Could taking doxycycline have unintended effects on a person’s microbiome?
Researchers are concerned that frequent doxycycline use could affect the normal, healthy bacteria that colonize the gut, vagina and other parts of the human body. This microbiome is involved in many aspects of health—everything from gut function to mental health—and disrupting the balance of bacterial species can affect these systems or lead to other infections. Luetkemeyer and Stewart both say they are testing rectal swabs and other samples from people in their study to see whether the antibiotic changed the assortment of bacteria that colonize various parts of the body.
What will happen when the CDC finalizes its recommendations?
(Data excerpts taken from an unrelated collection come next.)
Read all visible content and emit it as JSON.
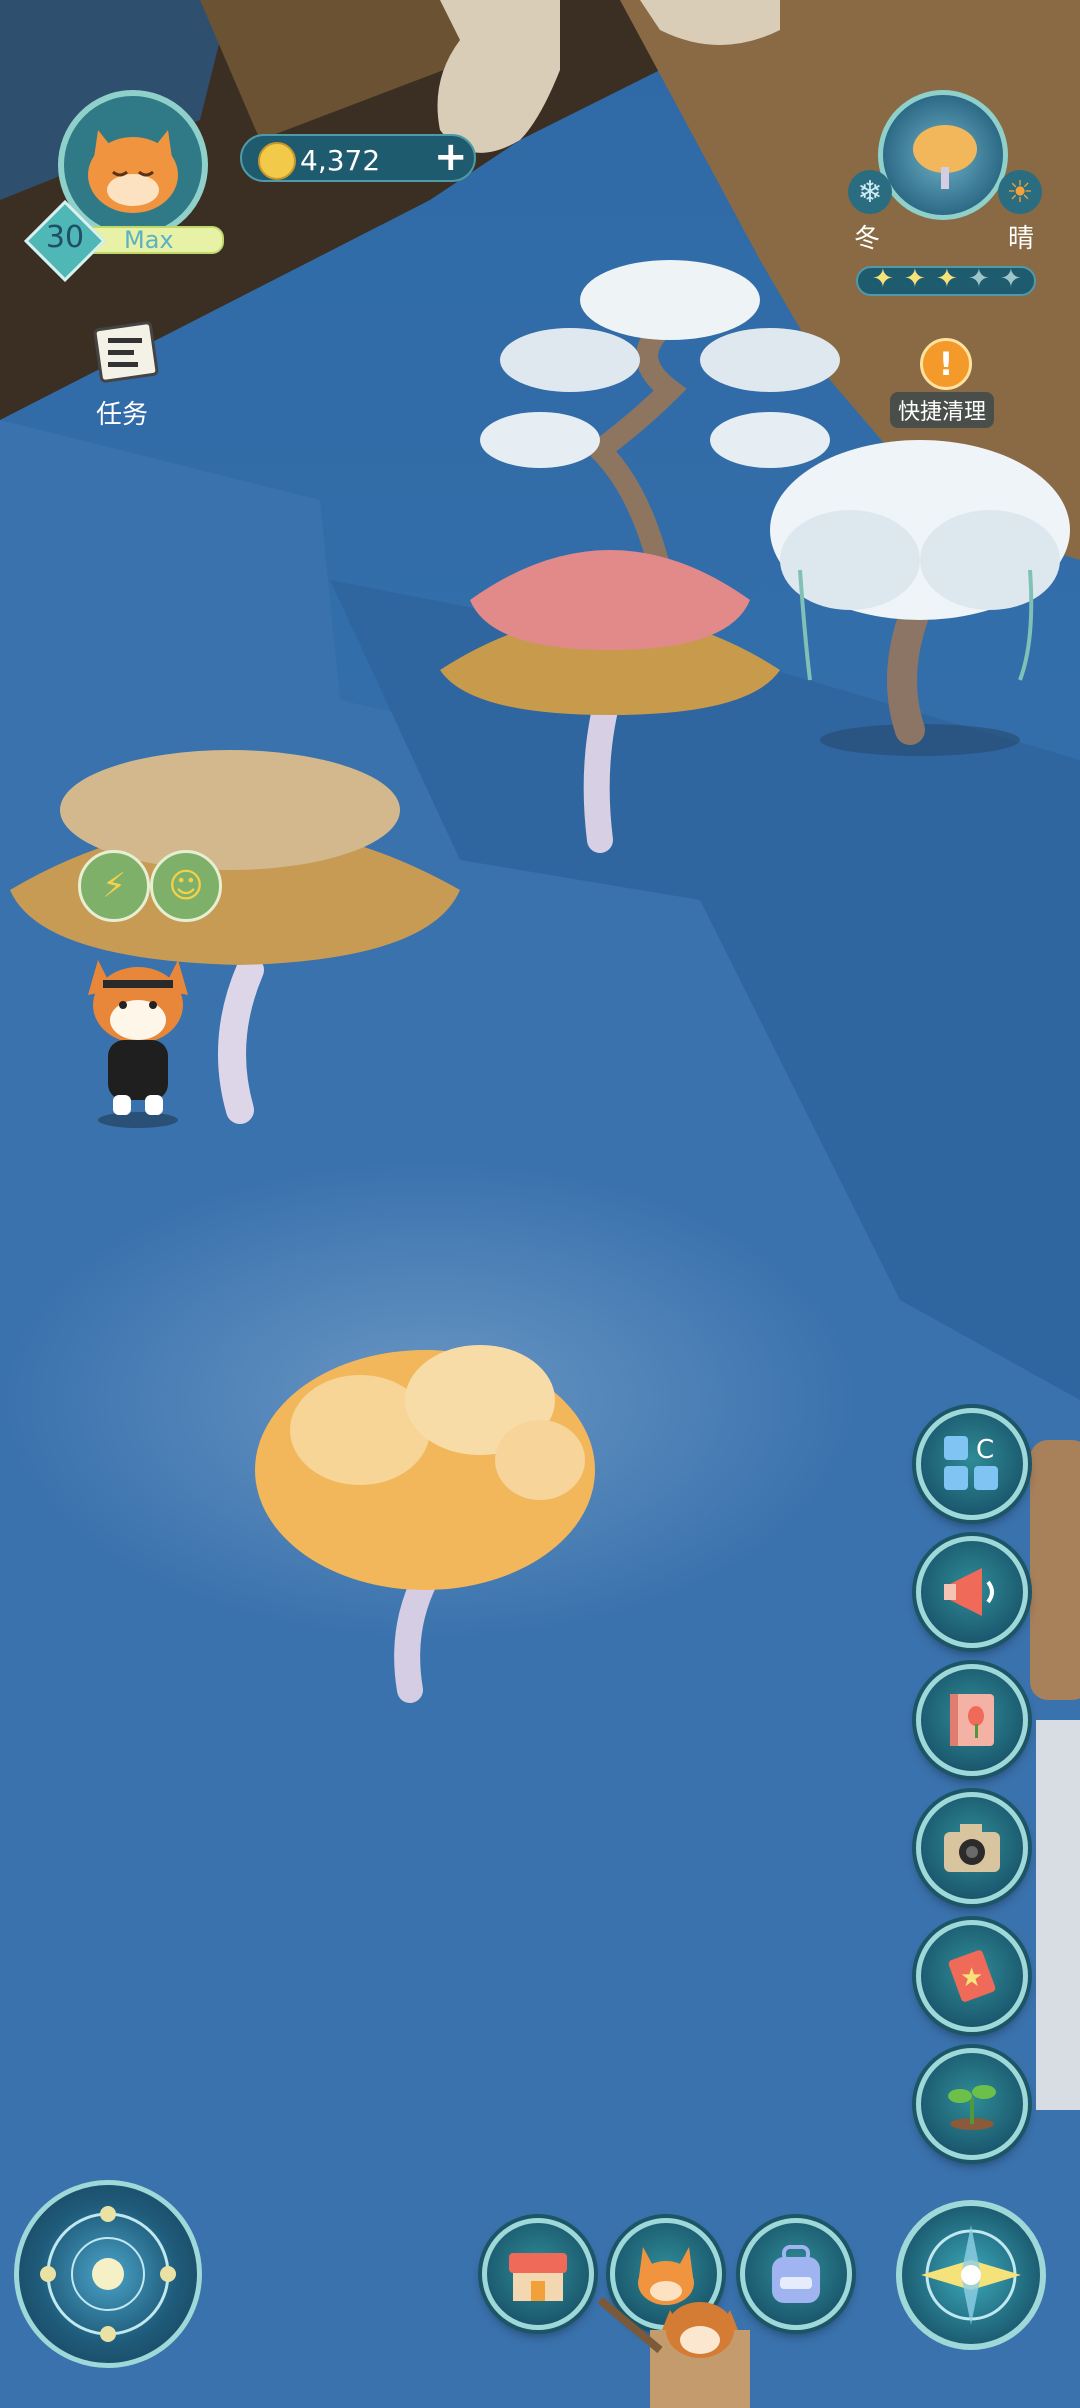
{
  "player": {
    "level": "30",
    "name": "Max",
    "avatar_icon": "fox-sleeping-icon"
  },
  "currency": {
    "coins": "4,372",
    "coin_icon": "coin-icon",
    "add_icon": "plus-icon"
  },
  "tasks": {
    "label": "任务",
    "icon": "task-list-icon"
  },
  "weather": {
    "season": "冬",
    "condition": "晴",
    "stars_filled": 3,
    "stars_total": 5
  },
  "quick_clean": {
    "label": "快捷清理",
    "icon": "alert-icon"
  },
  "character_status": {
    "energy_icon": "lightning-icon",
    "mood_icon": "smile-icon"
  },
  "side_menu": [
    {
      "name": "collection-button",
      "icon": "grid-c-icon"
    },
    {
      "name": "announcement-button",
      "icon": "megaphone-icon"
    },
    {
      "name": "guidebook-button",
      "icon": "book-tulip-icon"
    },
    {
      "name": "camera-button",
      "icon": "camera-icon"
    },
    {
      "name": "event-button",
      "icon": "scroll-star-icon"
    },
    {
      "name": "plant-button",
      "icon": "sprout-icon"
    }
  ],
  "bottom_bar": {
    "magic_circle_icon": "magic-circle-icon",
    "shop_icon": "shop-icon",
    "character_icon": "fox-face-icon",
    "backpack_icon": "backpack-icon",
    "compass_icon": "compass-icon"
  },
  "colors": {
    "water": "#3a6ea8",
    "hud_teal": "#1d5e73",
    "coin": "#f3c94a",
    "level_badge": "#4fb7b6"
  }
}
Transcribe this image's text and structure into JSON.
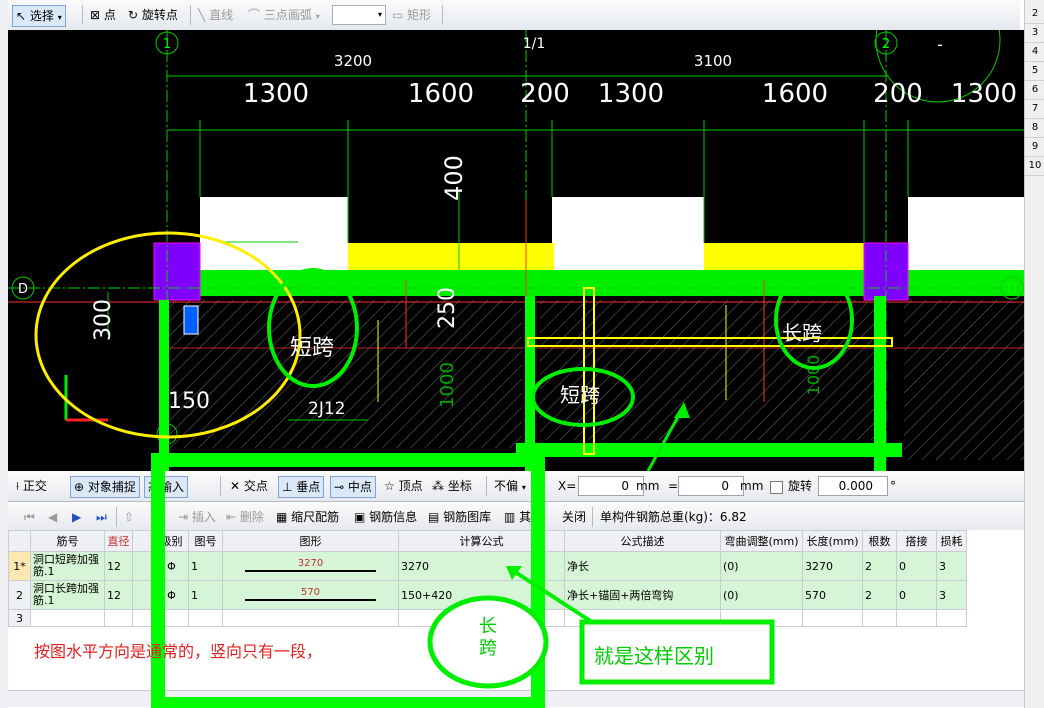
{
  "toolbar": {
    "select": "选择",
    "point": "点",
    "rotate_point": "旋转点",
    "line": "直线",
    "three_point_arc": "三点画弧",
    "rect": "矩形"
  },
  "right_panel": {
    "numbers": [
      "2",
      "3",
      "4",
      "5",
      "6",
      "7",
      "8",
      "9",
      "10"
    ]
  },
  "drawing": {
    "axis_labels": {
      "a1": "1",
      "a11": "1/1",
      "a2": "2",
      "dleft": "D",
      "dright": "D",
      "dbot": "1",
      "topright": "-"
    },
    "dims_top": {
      "d3200": "3200",
      "d3100": "3100"
    },
    "dims_main": [
      "1300",
      "1600",
      "200",
      "1300",
      "1600",
      "200",
      "1300"
    ],
    "dim400": "400",
    "dim250": "250",
    "dim300": "300",
    "dim150": "150",
    "dim1000": "1000",
    "dim1000b": "1000",
    "rebar_top": "2J12",
    "rebar_bot": "2J12",
    "note_short_span_1": "短跨",
    "note_short_span_2": "短跨",
    "note_long_span": "长跨"
  },
  "toolbar2": {
    "ortho": "正交",
    "snap": "对象捕捉",
    "dyn_input": "态输入",
    "intersection": "交点",
    "perpendicular": "垂点",
    "midpoint": "中点",
    "vertex": "顶点",
    "coord": "坐标",
    "no_offset": "不偏",
    "x_label": "X=",
    "x_value": "0",
    "unit1": "mm",
    "y_label": "=",
    "y_value": "0",
    "unit2": "mm",
    "rotate_label": "旋转",
    "rotate_value": "0.000",
    "degree": "°"
  },
  "toolbar3": {
    "insert": "插入",
    "delete": "删除",
    "scale_rebar": "缩尺配筋",
    "rebar_info": "钢筋信息",
    "rebar_lib": "钢筋图库",
    "other": "其",
    "close": "关闭",
    "weight_label": "单构件钢筋总重(kg)：6.82"
  },
  "table": {
    "headers": [
      "筋号",
      "直径",
      "",
      "级别",
      "图号",
      "图形",
      "计算公式",
      "公式描述",
      "弯曲调整(mm)",
      "长度(mm)",
      "根数",
      "搭接",
      "损耗"
    ],
    "rows": [
      {
        "no": "1*",
        "name": "洞口短跨加强筋.1",
        "dia": "12",
        "grade": "Φ",
        "fig": "1",
        "shape": "3270",
        "formula": "3270",
        "desc": "净长",
        "bend": "(0)",
        "length": "3270",
        "count": "2",
        "lap": "0",
        "loss": "3"
      },
      {
        "no": "2",
        "name": "洞口长跨加强筋.1",
        "dia": "12",
        "grade": "Φ",
        "fig": "1",
        "shape": "570",
        "formula": "150+420",
        "desc": "净长+锚固+两倍弯钩",
        "bend": "(0)",
        "length": "570",
        "count": "2",
        "lap": "0",
        "loss": "3"
      },
      {
        "no": "3",
        "name": "",
        "dia": "",
        "grade": "",
        "fig": "",
        "shape": "",
        "formula": "",
        "desc": "",
        "bend": "",
        "length": "",
        "count": "",
        "lap": "",
        "loss": ""
      }
    ]
  },
  "annotations": {
    "note": "按图水平方向是通常的，竖向只有一段，",
    "long_span": "长\n跨",
    "diff": "就是这样区别"
  },
  "colors": {
    "canvas_bg": "#000000",
    "rebar_green": "#00ff00",
    "yellow": "#ffff00",
    "purple": "#8000ff",
    "dim_white": "#ffffff",
    "table_row": "#d6f5d6"
  }
}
In October 2022 San Francisco’s health department released its own guidelines supporting doxy-PEP in cisgender men and transgender women who have had a bacterial STI and have had unprotected sex with at least one cisgender man or transgender woman in the past year. Several other health departments, including California’s, have issued similar guidelines. Luetkemeyer says it will be helpful to have national guidelines, which will ensure that doctors everywhere know that doxy-PEP works and feel comfortable prescribing it. When health systems were developing guidelines for HIV prevention in the past, “we did a poor job of reaching the people who needed it most,” Luetkemeyer says. “Having guidelines helps start the dialog.”
Researchers are planning to continue testing doxy-PEP in different populations. If the approach proves successful, the CDC may expand its recommendations in the future to include cisgender women and men who have sex with cisgender women.
The CDC will receive comments on the draft guidelines until November 16, 2023, and has not said when it will release a final rule.